“There are only five Black CEOs of Fortune 500 companies, and if you compare that to … the percentage of Black consumers, quite frankly, there's a huge discrepancy there,” said Libi Rice, keynote speaker at the fourth Diversity, Equity, Inclusion, and Belonging Summit hosted by Johns Hopkins Carey Business School.
Rice holds an MBA degree with a marketing concentration from the school and is vice president and chief communications officer of The Executive Leadership Council, an organization that develops Black executive leaders. Alex Triantis, dean of Carey Business School, interviewed Rice, one of many business leaders who spoke during the summit about the role of higher education and leadership development programs in addressing racial inequity in business and the hallmarks of successful Diversity, Equity, Inclusion, and Belonging (DEIB) initiatives.

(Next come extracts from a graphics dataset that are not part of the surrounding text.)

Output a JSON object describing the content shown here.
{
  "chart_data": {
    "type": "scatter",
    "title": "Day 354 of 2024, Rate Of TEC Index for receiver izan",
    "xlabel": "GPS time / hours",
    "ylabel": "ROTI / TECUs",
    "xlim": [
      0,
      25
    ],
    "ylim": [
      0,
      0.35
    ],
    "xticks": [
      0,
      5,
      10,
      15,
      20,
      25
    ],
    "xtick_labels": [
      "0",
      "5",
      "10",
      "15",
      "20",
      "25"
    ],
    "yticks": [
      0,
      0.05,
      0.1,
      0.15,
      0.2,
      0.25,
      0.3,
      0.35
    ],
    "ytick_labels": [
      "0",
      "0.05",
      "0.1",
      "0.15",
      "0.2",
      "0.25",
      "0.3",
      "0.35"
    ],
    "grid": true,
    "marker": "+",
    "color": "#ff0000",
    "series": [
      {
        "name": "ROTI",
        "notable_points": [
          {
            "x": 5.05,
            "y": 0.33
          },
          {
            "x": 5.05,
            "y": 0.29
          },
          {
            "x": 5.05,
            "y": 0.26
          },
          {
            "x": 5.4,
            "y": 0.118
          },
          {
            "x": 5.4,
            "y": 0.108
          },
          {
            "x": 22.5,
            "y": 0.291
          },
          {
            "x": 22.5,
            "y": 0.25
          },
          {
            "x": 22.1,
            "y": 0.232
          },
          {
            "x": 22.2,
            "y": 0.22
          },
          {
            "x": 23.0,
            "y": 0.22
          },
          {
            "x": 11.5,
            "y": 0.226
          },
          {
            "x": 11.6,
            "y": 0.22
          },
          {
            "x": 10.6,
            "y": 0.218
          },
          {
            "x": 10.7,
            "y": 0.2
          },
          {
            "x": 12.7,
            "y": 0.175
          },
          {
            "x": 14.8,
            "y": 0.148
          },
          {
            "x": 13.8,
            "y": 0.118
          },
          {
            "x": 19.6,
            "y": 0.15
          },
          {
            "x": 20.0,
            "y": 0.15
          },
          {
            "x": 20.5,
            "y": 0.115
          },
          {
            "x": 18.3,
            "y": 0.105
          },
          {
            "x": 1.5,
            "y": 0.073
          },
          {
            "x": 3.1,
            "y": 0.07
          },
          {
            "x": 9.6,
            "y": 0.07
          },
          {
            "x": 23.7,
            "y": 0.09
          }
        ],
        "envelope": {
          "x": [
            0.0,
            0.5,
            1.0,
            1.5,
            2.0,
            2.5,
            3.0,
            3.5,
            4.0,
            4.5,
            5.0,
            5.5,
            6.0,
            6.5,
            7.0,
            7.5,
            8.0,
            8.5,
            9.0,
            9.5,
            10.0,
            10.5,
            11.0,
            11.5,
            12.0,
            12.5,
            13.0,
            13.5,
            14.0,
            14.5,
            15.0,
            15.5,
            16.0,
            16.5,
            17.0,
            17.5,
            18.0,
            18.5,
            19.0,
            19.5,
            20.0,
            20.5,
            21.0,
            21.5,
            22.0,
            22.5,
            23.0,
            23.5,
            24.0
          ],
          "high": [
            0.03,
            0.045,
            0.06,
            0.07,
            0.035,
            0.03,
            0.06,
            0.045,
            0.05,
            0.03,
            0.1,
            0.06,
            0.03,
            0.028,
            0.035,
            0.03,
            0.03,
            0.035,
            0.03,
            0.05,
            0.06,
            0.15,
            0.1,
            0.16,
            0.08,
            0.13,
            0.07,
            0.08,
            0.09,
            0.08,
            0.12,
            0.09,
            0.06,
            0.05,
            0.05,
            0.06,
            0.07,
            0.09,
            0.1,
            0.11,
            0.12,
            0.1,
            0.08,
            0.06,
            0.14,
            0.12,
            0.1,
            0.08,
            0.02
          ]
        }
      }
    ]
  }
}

The racial reckoning that began in 2020 after the murder of George Floyd shone a spotlight on advancement gaps for Black executives, with corporations moving quickly to change their hiring and promotion practices “more intentionally than they had in the past,” said Rice. Systemic obstacles remain, however, such as how to gain the profit and loss (P&L) experience that companies want for future leaders and board members. Rice cited a study that found “in the Fortune 500, only two percent of Black women had P&L responsibility.”